Purpose : A recent study of aqueous humor (AH) composition in primary open angle glaucoma identified uteroglobin (UG) as a protein of interest. Whilst little is known about UG function, the literature indicates a possible role in control of trabecular meshwork (TM) contraction, thus affecting AH outflow. We hypothesised that treating TM cells in a 3D collagen gel with uteroglobin would alter their contractibility.

Methods : Commercial human TM cells (hTMCs) were characterised by analysis of TM marker gene expression (AQP1, MGP, TIMP2, MMP3, LMX1B and CHI3L1), increased myocilin expression in response to 3-day dexamethasone exposure (Dex; 100 nM) and 3D collagen gel contraction. Expression of UG receptors FPR2, LIMBR1L and PTGDR was assessed using quantitative PCR (qPCR) and immunofluorescence (IF). HTMCs treated with 1 or 2 ug/ml UG were embedded in 3D collagen gels and contraction was photographed at 6, 12, 24, 36, 48, 72 and 96 hours. Both subconfluent and 7-day contact-inhibited hTMCs were tested. Treatment with ROCK inhibitor Y-27632 (100 uM) was used to inhibit contraction, and HeLa and human dermal fibroblasts (HDFs) were used as negative and positive control cell lines, respectively. All experiments were conducted in triplicate and repeated three times (n=3). Collagen contraction was quantified using ImageJ and significance was assessed using a two-way ANOVA in Prism6.

Results : All TM marker genes tested were expressed by hTMCs and treatment with Dex led to a 35-fold increase in myocilin expression compared to vehicle control (p<0.05). Over the 96-hour period, subconfluent hTMCs contracted the collagen gels by 67.0% and contact-inhibited hTMCs by 62.7%, both comparable to HDFs at 71.3% contraction. HeLa contracted minimally (4.0%). Addition of Y-27632 significantly reduced contractability of all cell types except HeLa (p≤0.0001). These assays confirmed known characteristics of TMCs. The impact of UG treatment on contraction was not statistically significant at the concentrations tested. Of the UG receptors tested, LIMBR1L was detected in hTMCs, both by qPCR and IF.

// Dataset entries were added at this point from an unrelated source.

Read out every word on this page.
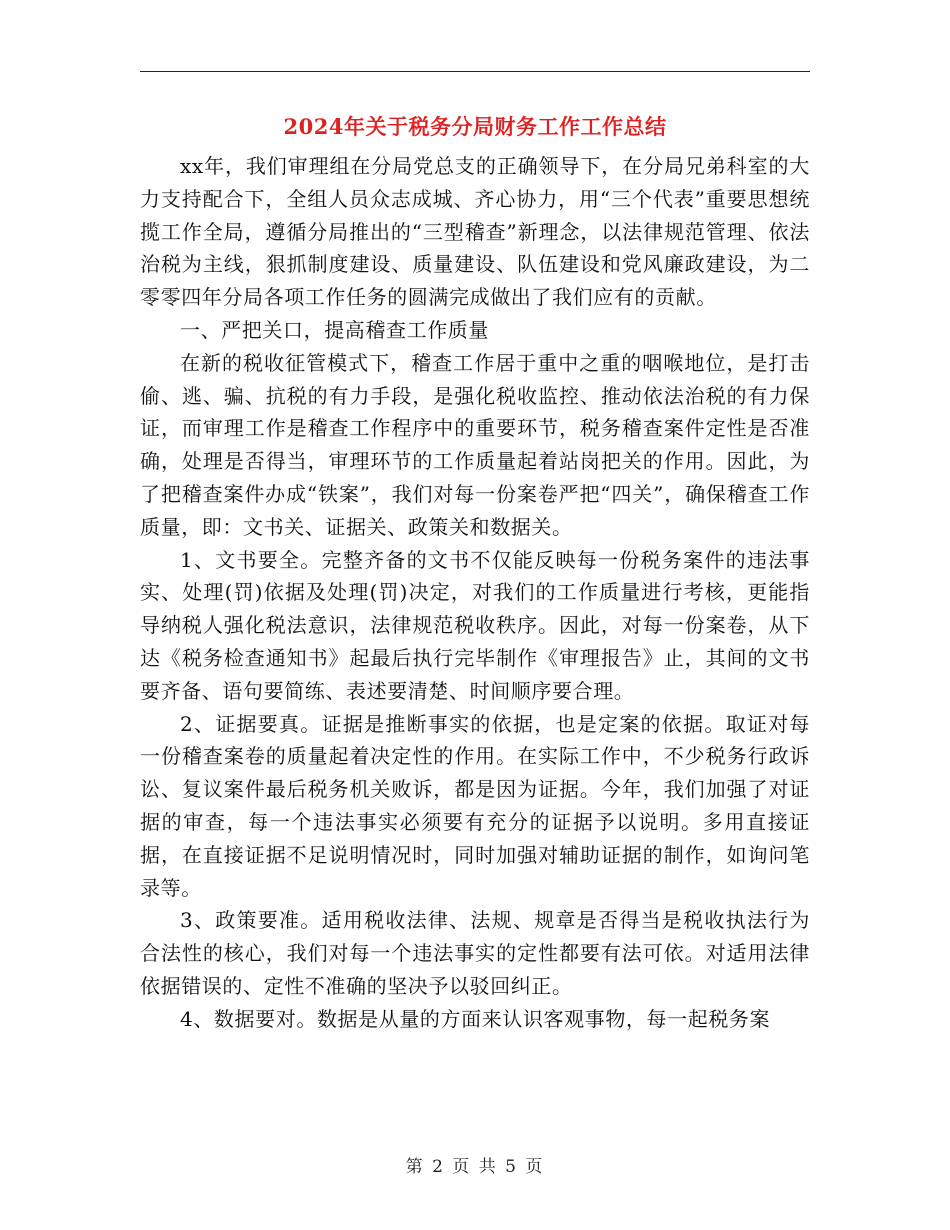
2024年关于税务分局财务工作工作总结

xx年，我们审理组在分局党总支的正确领导下，在分局兄弟科室的大力支持配合下，全组人员众志成城、齐心协力，用“三个代表”重要思想统揽工作全局，遵循分局推出的“三型稽查”新理念，以法律规范管理、依法治税为主线，狠抓制度建设、质量建设、队伍建设和党风廉政建设，为二零零四年分局各项工作任务的圆满完成做出了我们应有的贡献。

一、严把关口，提高稽查工作质量

在新的税收征管模式下，稽查工作居于重中之重的咽喉地位，是打击偷、逃、骗、抗税的有力手段，是强化税收监控、推动依法治税的有力保证，而审理工作是稽查工作程序中的重要环节，税务稽查案件定性是否准确，处理是否得当，审理环节的工作质量起着站岗把关的作用。因此，为了把稽查案件办成“铁案”，我们对每一份案卷严把“四关”，确保稽查工作质量，即：文书关、证据关、政策关和数据关。

1、文书要全。完整齐备的文书不仅能反映每一份税务案件的违法事实、处理(罚)依据及处理(罚)决定，对我们的工作质量进行考核，更能指导纳税人强化税法意识，法律规范税收秩序。因此，对每一份案卷，从下达《税务检查通知书》起最后执行完毕制作《审理报告》止，其间的文书要齐备、语句要简练、表述要清楚、时间顺序要合理。

2、证据要真。证据是推断事实的依据，也是定案的依据。取证对每一份稽查案卷的质量起着决定性的作用。在实际工作中，不少税务行政诉讼、复议案件最后税务机关败诉，都是因为证据。今年，我们加强了对证据的审查，每一个违法事实必须要有充分的证据予以说明。多用直接证据，在直接证据不足说明情况时，同时加强对辅助证据的制作，如询问笔录等。

3、政策要准。适用税收法律、法规、规章是否得当是税收执法行为合法性的核心，我们对每一个违法事实的定性都要有法可依。对适用法律依据错误的、定性不准确的坚决予以驳回纠正。

4、数据要对。数据是从量的方面来认识客观事物，每一起税务案

第 2 页 共 5 页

Conclusions : Under the conditions tested, no effect of UG on hTMC contractibility was found. Additional experiments, such as PLA2 activity and phagocytosis assays, are needed to understand the effect of UG on TM cell function. UG is thought to affect TM contraction via regulation of PLA2 activity. UG has also been shown to alter phagocytic activity of some cell types.

This is an abstract that was submitted for the 2018 ARVO Annual Meeting, held in Honolulu, Hawaii, April 29 - May 3, 2018.